Under the early Stuarts Justices of the Peace were subjected to direction from Whitehall, and had to answer in Star Chamber for recalcitrance; by Anne's reign country gentlemen and town oligarchies were virtual dictators of local government, responsible only to men like themselves in Parliament. James I and his son dismissed judges who were too independent of royal wishes; after 1701 judges could be removed only by address of both Houses of Parliament.

James I preached that kings ruled by Divine Right, and many political writers argued that subjects’ property was at the king's disposal. Parliamentarians countered these positions by Biblical texts or medieval precedents. By 1714 politics had become a rational inquiry, discussed in terms of utility, experience, common sense, no longer in terms of Divine Right, texts, and antiquarian research. James wrote a treatise on witches, and was no more credulous than most of his subjects, with whom astrology and alchemy were still in high repute. The second half of the century saw modern science triumphant; by 1714 fairies, witches, astrology and alchemy were no longer taken seriously by educated men.

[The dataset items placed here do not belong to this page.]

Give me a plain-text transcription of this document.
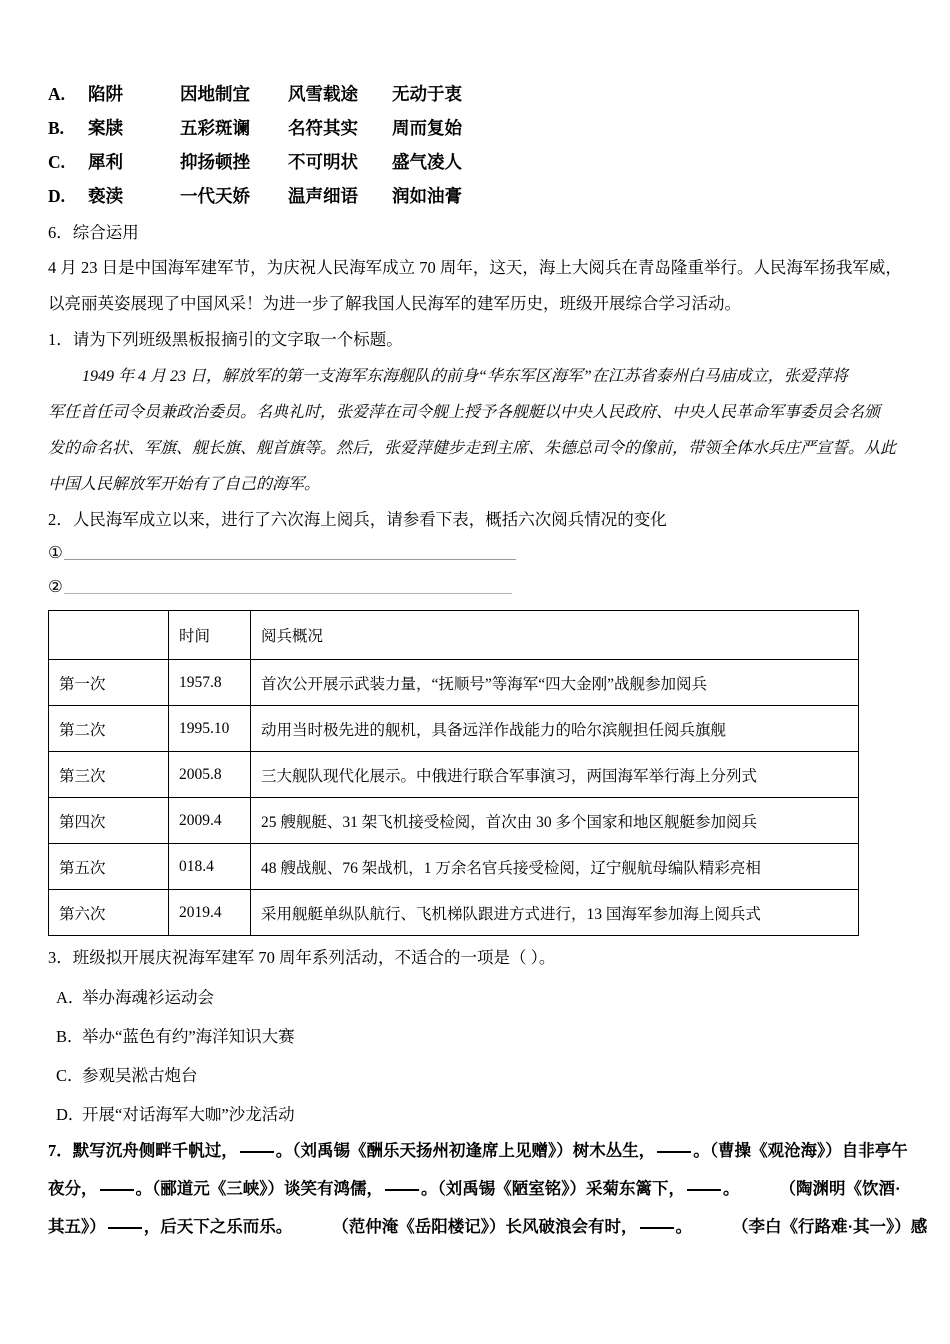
A.	陷阱	因地制宜	风雪载途	无动于衷
B.	案牍	五彩斑谰	名符其实	周而复始
C.	犀利	抑扬顿挫	不可明状	盛气凌人
D.	亵渎	一代天娇	温声细语	润如油膏
6．综合运用
4 月 23 日是中国海军建军节，为庆祝人民海军成立 70 周年，这天，海上大阅兵在青岛隆重举行。人民海军扬我军威，
以亮丽英姿展现了中国风采！为进一步了解我国人民海军的建军历史，班级开展综合学习活动。
1．请为下列班级黑板报摘引的文字取一个标题。
1949 年 4 月 23 日，解放军的第一支海军东海舰队的前身“华东军区海军”在江苏省泰州白马庙成立，张爱萍将
军任首任司令员兼政治委员。名典礼时，张爱萍在司令舰上授予各舰艇以中央人民政府、中央人民革命军事委员会名颁
发的命名状、军旗、舰长旗、舰首旗等。然后，张爱萍健步走到主席、朱德总司令的像前，带领全体水兵庄严宣誓。从此
中国人民解放军开始有了自己的海军。
2．人民海军成立以来，进行了六次海上阅兵，请参看下表，概括六次阅兵情况的变化
①
②
	时间	阅兵概况
第一次	1957.8	首次公开展示武装力量，“抚顺号”等海军“四大金刚”战舰参加阅兵
第二次	1995.10	动用当时极先进的舰机，具备远洋作战能力的哈尔滨舰担任阅兵旗舰
第三次	2005.8	三大舰队现代化展示。中俄进行联合军事演习，两国海军举行海上分列式
第四次	2009.4	25 艘舰艇、31 架飞机接受检阅，首次由 30 多个国家和地区舰艇参加阅兵
第五次	018.4	48 艘战舰、76 架战机，1 万余名官兵接受检阅，辽宁舰航母编队精彩亮相
第六次	2019.4	采用舰艇单纵队航行、飞机梯队跟进方式进行，13 国海军参加海上阅兵式
3．班级拟开展庆祝海军建军 70 周年系列活动，不适合的一项是（ ）。
A．
举办海魂衫运动会
B．
举办“蓝色有约”海洋知识大赛
C．
参观吴淞古炮台
D．
开展“对话海军大咖”沙龙活动
7．默写沉舟侧畔千帆过， 。（刘禹锡《酬乐天扬州初逢席上见赠》）树木丛生， 。（曹操《观沧海》）自非亭午
夜分， 。（郦道元《三峡》）谈笑有鸿儒， 。（刘禹锡《陋室铭》）采菊东篱下， 。 （陶渊明《饮酒·
其五》） ，后天下之乐而乐。 （范仲淹《岳阳楼记》）长风破浪会有时， 。 （李白《行路难·其一》）感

The majestic laws of Newton made nonsense of the traditional idea that the earth was the centre of the universe in which God and the Devil intervened continuously. Shakespeare had thought of the universe and of society in terms of degree, hierarchy; by 1714 both society and the universe seemed to consist of competing atoms. A man like Richard Cromwell, who was born under Charles I and lived into the eighteenth century, ‘had seen the end of the Middle Ages, the beginnings of the modern world.… Between his birth and his death the educated person's conception of nature and of man's place in nature had been transformed.’2

So we could go on through every phase of life and thought. T. S. Eliot thought that a ‘dissociation of sensibility’ occurred during the century. For the ‘metaphysical poets’, from Donne to Traherne, Eliot argued, thoughts were experiences which modified their sensibility. By Dryden's time poets had lost this ability to devour and digest any kind of experience: there were ‘poetic’ subjects and there was poetic diction. ‘The language became more refined, the feeling became more crude’ as we pass from the tortured doubt of Donne and Shakespeare's tragic period to the superficial certainties of Pope. Prose became less poetic as poetry became more prosaic. At the beginning of our period the fashionable style was scholarly, leisurely, rolled out in the elaborate periods of Richard Hooker or Sir Thomas Browne. When it ends the plain, straightforward prose of Bunyan, Swift, and Defoe is unmistakably that of modern English. Under James I, Roger North says, ‘most sober families’ practised both instrumental and vocal music; by the end of the period household chamber music was ‘utterly confounded’ by public performances of opera, by virtuoso violinists and singers. It was a great century in English musical history; but by its end native creative talent appears to be dead. On the other hand, the first part of the century saw an increasing dominance of foreign masters and models in painting and architecture, the latter part the re-emergence of a native tradition and styles that were to survive.

The transformation that took place in the seventeenth century is then far more than merely a constitutional or political revolution, or a revolution in economics, religion, or taste. It embraces the whole of life. Two conceptions of civilisation were in conflict. One took French absolutism for its model, the other the Dutch Republic. The object of this book is to try to understand the changes which set England on the path of Parliamentary government, economic advance and imperialist foreign policy, of religious toleration and scientific progress.


NOTES


1 I owe these points to Miss K. Briggs's The Anatomy of Puck (1959), p. 2.

2 H. Baker, The Wars of Truth (1952), p. 366.